Sonstiges Arbeitsrecht

Betriebsübergang nach § 613a BGB

Sind Sie unsicher, wie sich ein Betriebsübergang nach § 613a BGB auf Ihr Arbeitsverhältnis auswirken kann und möchten sich informieren, ob ein Widerspruch Ihnen helfen könnte? Oder brauchen Sie eine Checkliste, um zu wissen, wie Sie fortfahren sollten?

Betriebsübergänge sind eine der wichtigsten und komplexesten Situationen, mit denen Arbeitnehmer und Arbeitgeber im Arbeitsrecht konfrontiert werden können.

Nachfolgend erläutern wir, was ein Betriebsübergang nach § 613a BGB ist (dazu unter 1.), welche Voraussetzungen dafür vorliegen müssen (dazu unter 2.) und stellen eine Checkliste Ihrer Rechte als Arbeitnehmer im Falle eines Betriebsübergangs dar (dazu unter 3.). Weiterhin erklären wir, was die Pflichten sowohl des Arbeitgebers (dazu unter 4) als auch des Arbeitnehmers in diesem Zusammenhang sind (dazu unter 5.).

Anschließend beantworten wir häufige Fragen (dazu unter 6.) und geben einen Überblick über relevante Urteile (dazu unter 7.).

1. Was ist ein Betriebsübergang nach § 613a BGB?

Wird ein Betrieb oder ein Teil eines Betriebs durch Rechtsgeschäft an einen neuen Inhaber übertragen, dann liegt ein Betriebsübergang vor. Dies kann beispielsweise durch

  • den Verkauf,
  • die Fusion oder
  • die Ausgliederung

eines Unternehmens geschehen. § 613a BGB regelt in solchen Fällen, dass der neue Inhaber automatisch in die Rechte und Pflichten aus den im Zeitpunkt des Übergangs bestehenden Arbeitsverhältnissen eintritt, ohne dass es einer neuen Vertragsvereinbarung bedarf.

Der Zweck von § 613a BGB besteht darin, Arbeitnehmer vor den negativen Folgen eines Betriebsübergangs zu schützen.
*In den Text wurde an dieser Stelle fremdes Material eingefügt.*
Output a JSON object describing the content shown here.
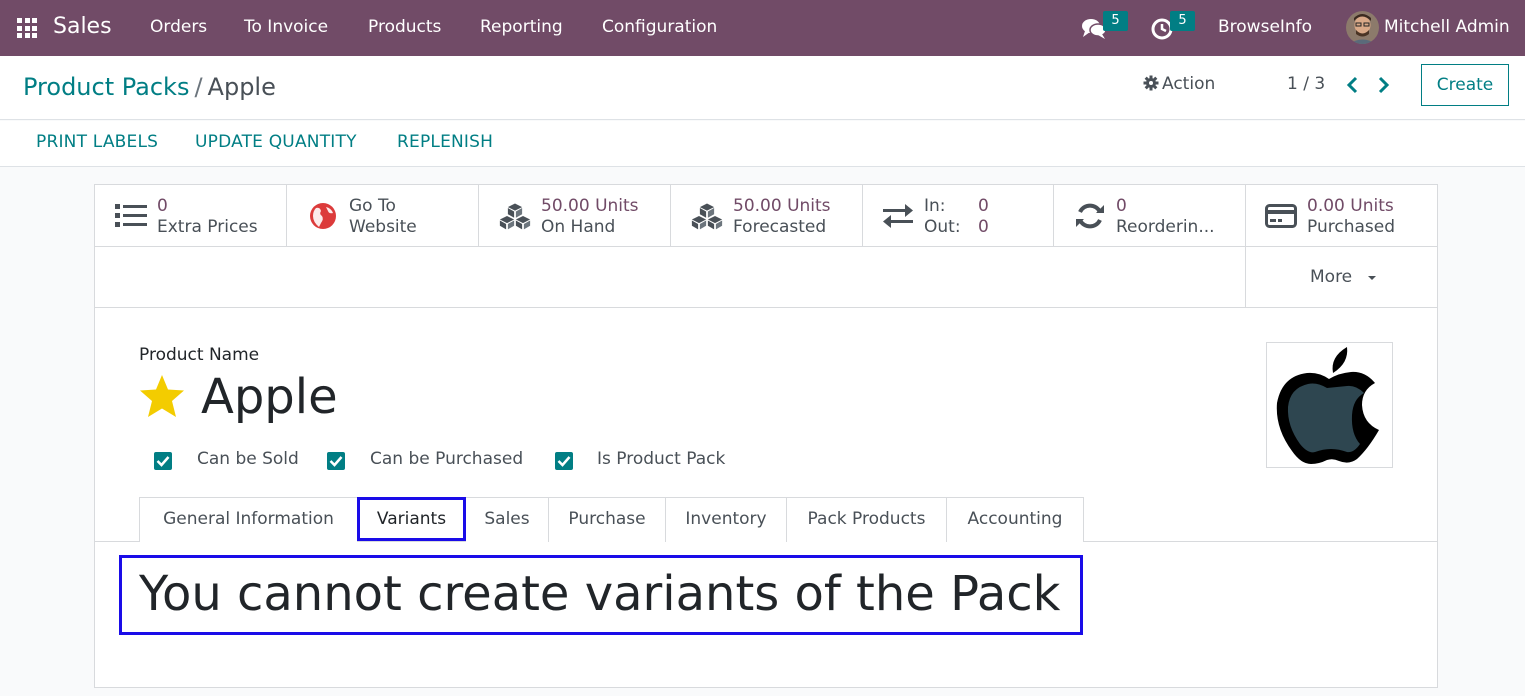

Sie sollen nicht plötzlich ohne Arbeitsvertrag dastehen oder mit schlechteren Arbeitsbedingungen konfrontiert werden.

2. Was sind die Voraussetzungen für einen Betriebsübergang?
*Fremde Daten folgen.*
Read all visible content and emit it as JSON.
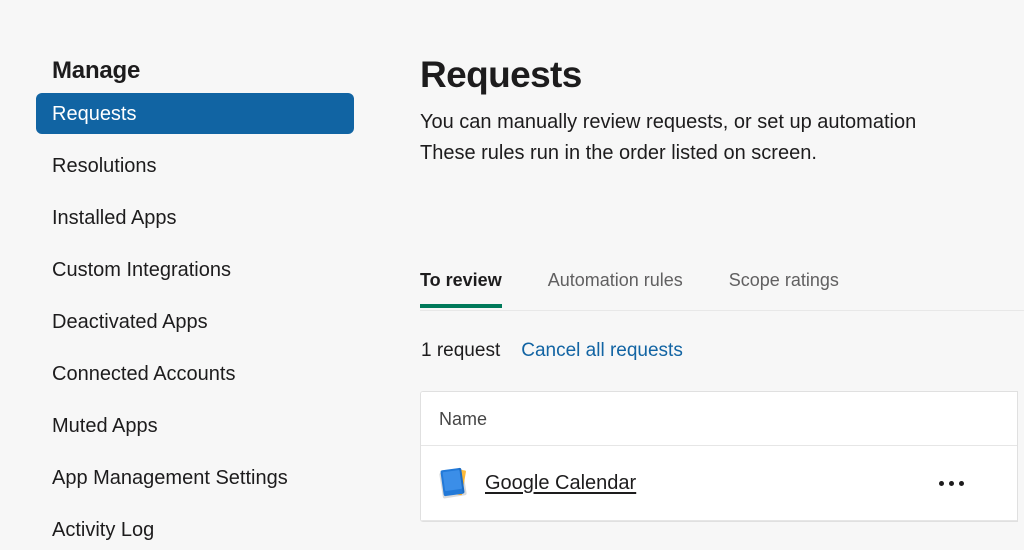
{
  "colors": {
    "page_background": "#f7f7f7",
    "sidebar_selected_background": "#1164a3",
    "sidebar_selected_text": "#ffffff",
    "active_tab_underline": "#007a5a",
    "link_blue": "#1264a3",
    "text_primary": "#1d1c1d",
    "text_muted": "#616061",
    "card_background": "#ffffff",
    "card_border": "#e0e0e0"
  },
  "sidebar": {
    "heading": "Manage",
    "items": [
      {
        "label": "Requests",
        "selected": true
      },
      {
        "label": "Resolutions",
        "selected": false
      },
      {
        "label": "Installed Apps",
        "selected": false
      },
      {
        "label": "Custom Integrations",
        "selected": false
      },
      {
        "label": "Deactivated Apps",
        "selected": false
      },
      {
        "label": "Connected Accounts",
        "selected": false
      },
      {
        "label": "Muted Apps",
        "selected": false
      },
      {
        "label": "App Management Settings",
        "selected": false
      },
      {
        "label": "Activity Log",
        "selected": false
      }
    ]
  },
  "main": {
    "title": "Requests",
    "description_line1": "You can manually review requests, or set up automation",
    "description_line2": "These rules run in the order listed on screen.",
    "tabs": [
      {
        "label": "To review",
        "active": true
      },
      {
        "label": "Automation rules",
        "active": false
      },
      {
        "label": "Scope ratings",
        "active": false
      }
    ],
    "meta": {
      "count_label": "1 request",
      "cancel_all_label": "Cancel all requests"
    },
    "table": {
      "columns": [
        "Name"
      ],
      "rows": [
        {
          "name": "Google Calendar",
          "icon": "google-calendar-icon",
          "overflow_menu": "•••"
        }
      ]
    }
  }
}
Für einen Betriebsübergang im Sinne des § 613a BGB müssen unter anderem folgende Voraussetzungen erfüllt sein:

Betriebs(teil)begriff:

Der Betriebsübergang kann entweder den ganzen Betrieb oder einen Betriebsteil betreffen. In der Praxis ist häufig nur ein Teil eines Betriebs betroffen (Beispiel: Abteilung oder Filiale eines Unternehmens).

Übertragung durch Rechtsgeschäft:

Der Übergang des Betriebs oder Betriebsteils muss durch ein Rechtsgeschäft erfolgen, zum Beispiel durch

  • Kauf,
  • Schenkung,
  • Verpachtung des Betriebs,
  • Pächterwechsel,
  • Verschmelzung und Spaltung von Unternehmen.
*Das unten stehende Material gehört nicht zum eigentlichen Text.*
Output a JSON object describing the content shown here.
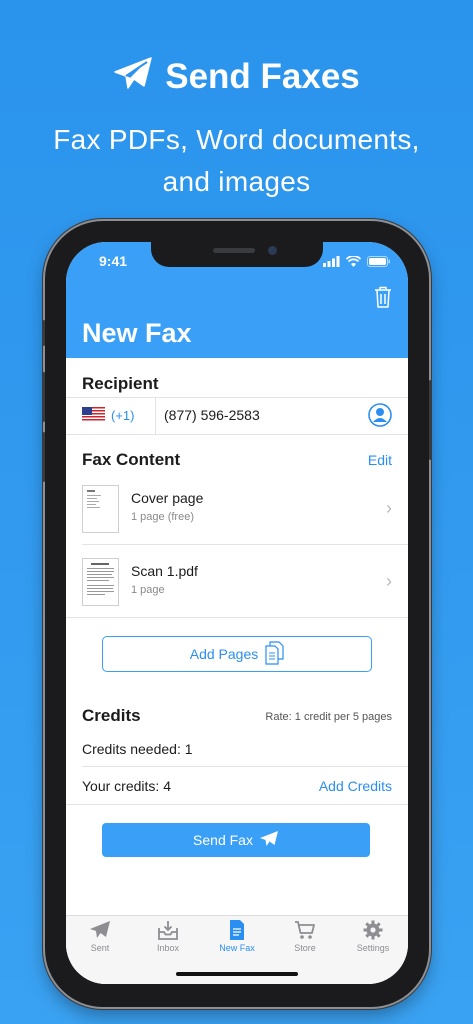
{
  "promo": {
    "title": "Send Faxes",
    "subtitle_line1": "Fax PDFs, Word documents,",
    "subtitle_line2": "and images"
  },
  "status_bar": {
    "time": "9:41"
  },
  "header": {
    "title": "New Fax",
    "trash_icon": "trash-icon"
  },
  "recipient": {
    "heading": "Recipient",
    "country_code": "(+1)",
    "phone_number": "(877) 596-2583",
    "flag_icon": "us-flag-icon",
    "contact_icon": "contact-icon"
  },
  "fax_content": {
    "heading": "Fax Content",
    "edit_label": "Edit",
    "items": [
      {
        "name": "Cover page",
        "pages": "1 page (free)"
      },
      {
        "name": "Scan 1.pdf",
        "pages": "1 page"
      }
    ],
    "add_pages_label": "Add Pages"
  },
  "credits": {
    "heading": "Credits",
    "rate": "Rate: 1 credit per 5 pages",
    "needed": "Credits needed: 1",
    "yours": "Your credits: 4",
    "add_credits_label": "Add Credits"
  },
  "send_button_label": "Send Fax",
  "tabs": [
    {
      "label": "Sent",
      "icon": "paper-plane-icon"
    },
    {
      "label": "Inbox",
      "icon": "inbox-icon"
    },
    {
      "label": "New Fax",
      "icon": "document-icon"
    },
    {
      "label": "Store",
      "icon": "cart-icon"
    },
    {
      "label": "Settings",
      "icon": "gear-icon"
    }
  ],
  "colors": {
    "accent": "#3aa0f7",
    "link": "#2b8ff2",
    "background": "#2a93ec"
  }
}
Tatsächliche Fortführung der wirtschaftlichen Einheit durch den neuen Inhaber:

Der neue Inhaber muss den Betrieb oder Betriebsteil im eigenen Namen als eine wirtschaftliche Einheit fortführen. Dabei reicht es nicht aus, nur einzelne Vermögenswerte zu übernehmen. Entscheidend ist, dass der Betrieb in seinen wesentlichen Strukturen erhalten bleibt.

Wahrung der Identität des Betriebs(teils):

Der Charakter des Betriebs muss erhalten bleiben. Dies wird anhand verschiedener Kriterien geprüft, wie zum Beispiel

  • der Art des Betriebs,
  • der Belegschaft,
  • der Maschinen und Anlagen sowie
  • der Kundenbeziehungen.

Die vom neuen Inhaber fortgeführte Tätigkeit muss im Wesentlichen mit der bisherigen gleichartig sein. 

3. Checkliste: Rechte der Arbeitnehmer bei einem Betriebsübergang

Arbeitnehmer sind im Falle eines Betriebsübergangs gesetzlich weitreichend geschützt. Diese gesetzlichen Regelungen stellen sicher, dass die Arbeitsverhältnisse unter den gleichen Bedingungen fortgesetzt werden wie vor dem Übergang.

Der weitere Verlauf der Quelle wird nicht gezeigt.